Biology Department, Southwestern University, Georgetown, TX 78626.
Deregulation of tight junction (TJ) proteins and the associated disruption of TJ function has been demonstrated to play a role in the development of endometrial cancer. In the current study, we have shown overexpression of claudin-3 and -4 mRNA (by RT-PCR) and protein (by immunoblotting) in a panel of 9 human endometrial cancer cell lines. To further expand our understanding of the complex role of TJ deregulation in endometrial cancer, we also investigated the expression of 84 TJ and TJ-associated genes (encoding the array of proteins that function within the TJ network from the membrane to nuclear signaling pathways) by microarray analysis. Consistent with the claudin-3 and -4 RT-PCR and immunoblot findings described above, we observed overexpression of the claudin-3 and -4 genes by microarray analysis. Further, we observed overexpression of an additional three genes in 8 of the 9 endometrial cancer cell lines: OCLN (occludin), F11R (JAM-A) and TJP3 (ZO-3). OCLN and F11R encode integral membrane proteins whereas TJP3 encodes a cytosolic scaffolding protein that indirectly links membrane TJ proteins to the actin cytoskeleton and cell signaling pathways. Our data suggest that the structural disruption of TJs coupled with the downstream deregulation of signaling pathways involved in cellular proliferation and migration may contribute to the development of endometrial cancer.
Keywords: endometrial cancer, claudin-3, claudin-4, F11R, TPJ3, microarray
Endometrial cancer is the most common female reproductive cancer in the United States and so far has accounted for an estimated 12,550 deaths in 2022 . Endometrioid adenocarcinomas are the most common type of endometrial cancer, accounting for approximately 75% of all cases. Less common and more aggressive endometrial cancer histopathologic subtypes include clear-cell carcinoma, mucinous adenocarcinoma and papillary serous adenocarcinoma [2-3].

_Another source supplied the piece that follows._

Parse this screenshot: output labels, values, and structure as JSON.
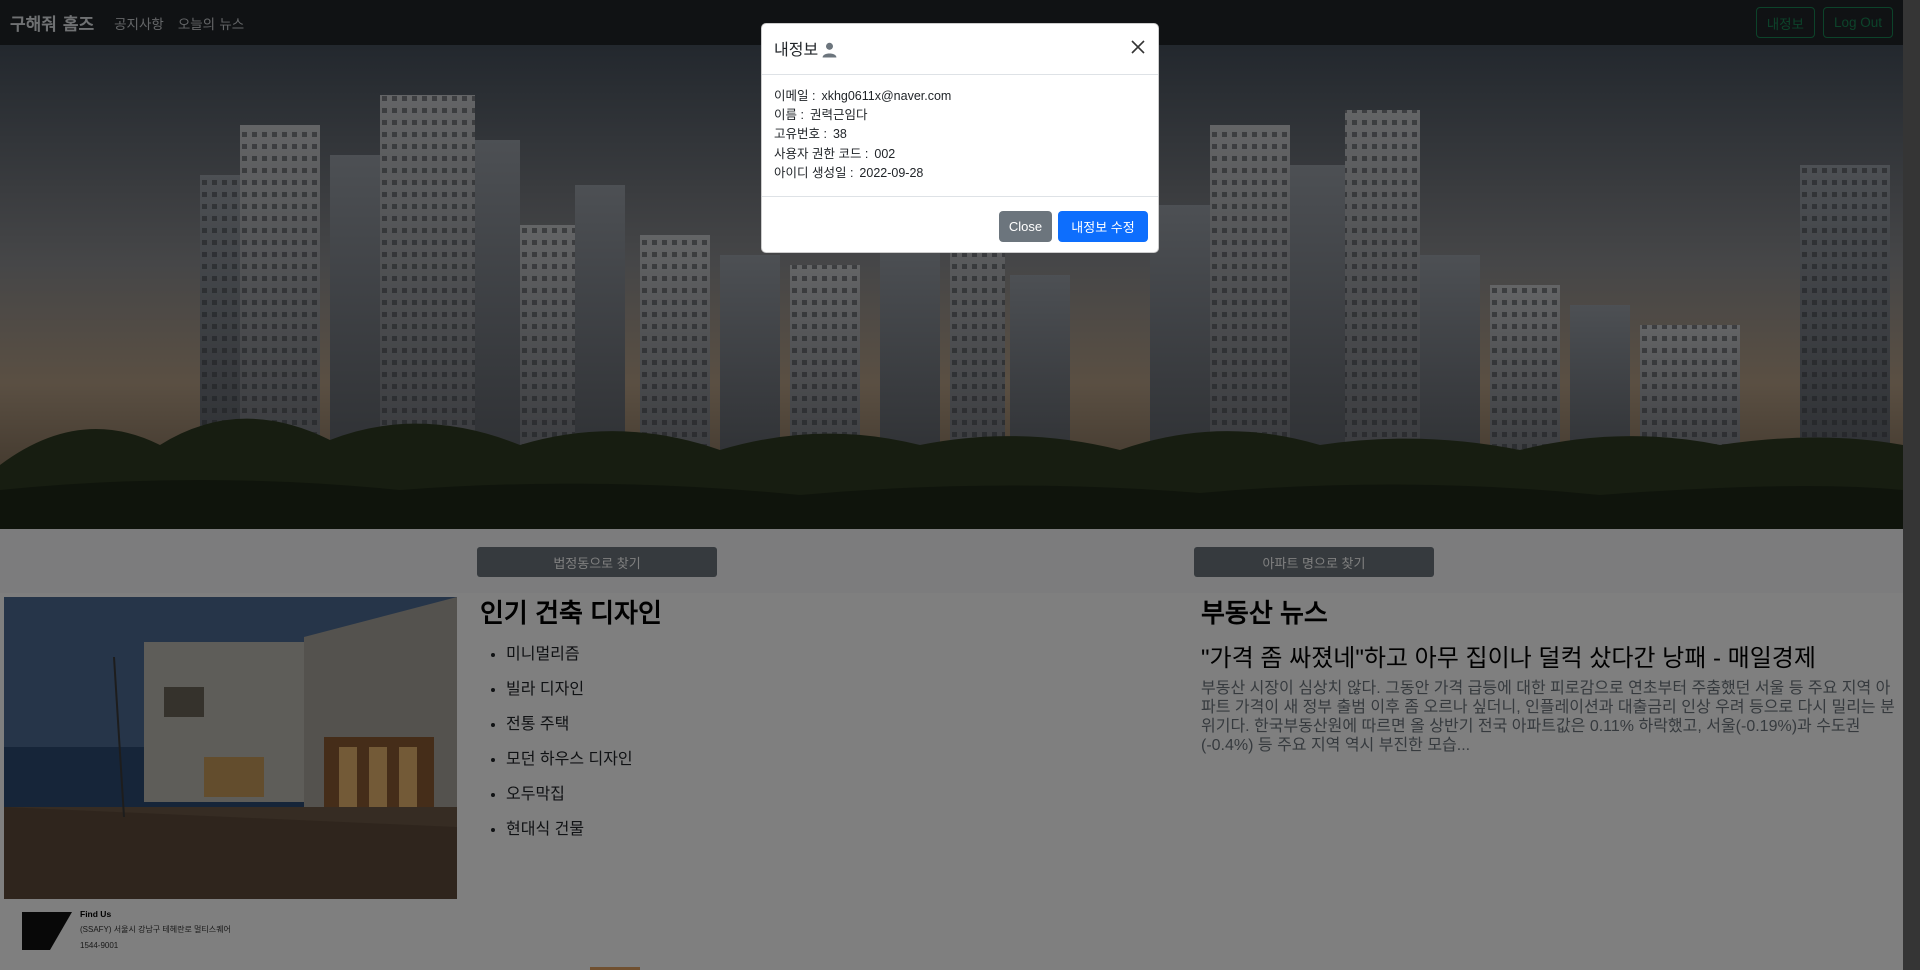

Over the last few years, we and others have demonstrated a role for tight junction (TJ) deregulation in the development of endometrial cancer  (for a review see ). TJs, which consist of a complex of integral membrane and associated cytoplasmic proteins, play major roles in cell-to-cell adhesion, regulation of paracellular transport and maintenance of cell polarity (for a review see ). In addition, studies have also suggested a role for TJ proteins in recruiting signaling proteins that regulate such processes as gene transcription, cellular division and specialization [7-9]. Given the many and diverse roles of TJs it is likely that the loss of TJ integrity may contribute to cancer development and progression.

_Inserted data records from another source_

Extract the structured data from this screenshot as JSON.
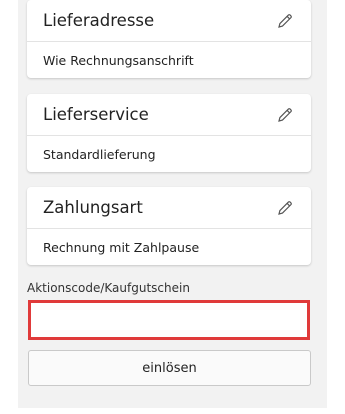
{
  "cards": [
    {
      "title": "Lieferadresse",
      "value": "Wie Rechnungsanschrift",
      "edit_icon": "pencil-icon"
    },
    {
      "title": "Lieferservice",
      "value": "Standardlieferung",
      "edit_icon": "pencil-icon"
    },
    {
      "title": "Zahlungsart",
      "value": "Rechnung mit Zahlpause",
      "edit_icon": "pencil-icon"
    }
  ],
  "promo": {
    "label": "Aktionscode/Kaufgutschein",
    "value": "",
    "redeem_label": "einlösen"
  },
  "colors": {
    "panel_background": "#f2f2f2",
    "error_border": "#e03a3a"
  }
}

The TJ protein complex consists of the integral membrane proteins: claudins (CLDNs), occludin (OCLN), junctional adhesion molecules (JAMs) and the coxsackievirus and adenovirus receptor (CAR). Investigations into the role of TJ deregulation in endometrial cancer have primarily focused on the expression of CLDNs and OCLN. Indeed, several studies have shown overexpression of CLDNs-3 and -4 in uterine serous papillary carcinoma [10-11], clear-cell endometrial carcinoma  and uterine carcinosarcoma . Notably, overexpression of CLDNs-3 and -4 was associated with a poor clinical outcome . Endometrioid adenocarcinomas expressing particularly high levels of CLDN-3 and -4 proteins have been found to exhibit structurally disrupted TJs . Consistent with these findings, overexpression of these two CLDN proteins has been positively correlated with tumor progression in the endometrium and increased myometrial invasion . CAR expression has also been found to increase with tumor grade in endometrial cancer . Whereas, the vast majority of studies have shown overexpression of CLDNs 3 and -4, levels of OCLN and JAM-A TJ membrane proteins have been found to be decreased in endometrial cancer [15-16]. TJ protein networks also include a number of cytosolic adapter proteins known as zona occludens (ZO-1, ZO-2 and ZO-3) that are associated with the intracellular domains of the integral membrane proteins described above. These adapter proteins play a crucial bridging role in linking TJs to the cytoskeleton and signaling pathways . Because there are only very few studies that address the deregulation of these cytosolic proteins in endometrial cancer, we are currently lacking a complete understanding of the contribution of TJ deregulation to endometrial cancer.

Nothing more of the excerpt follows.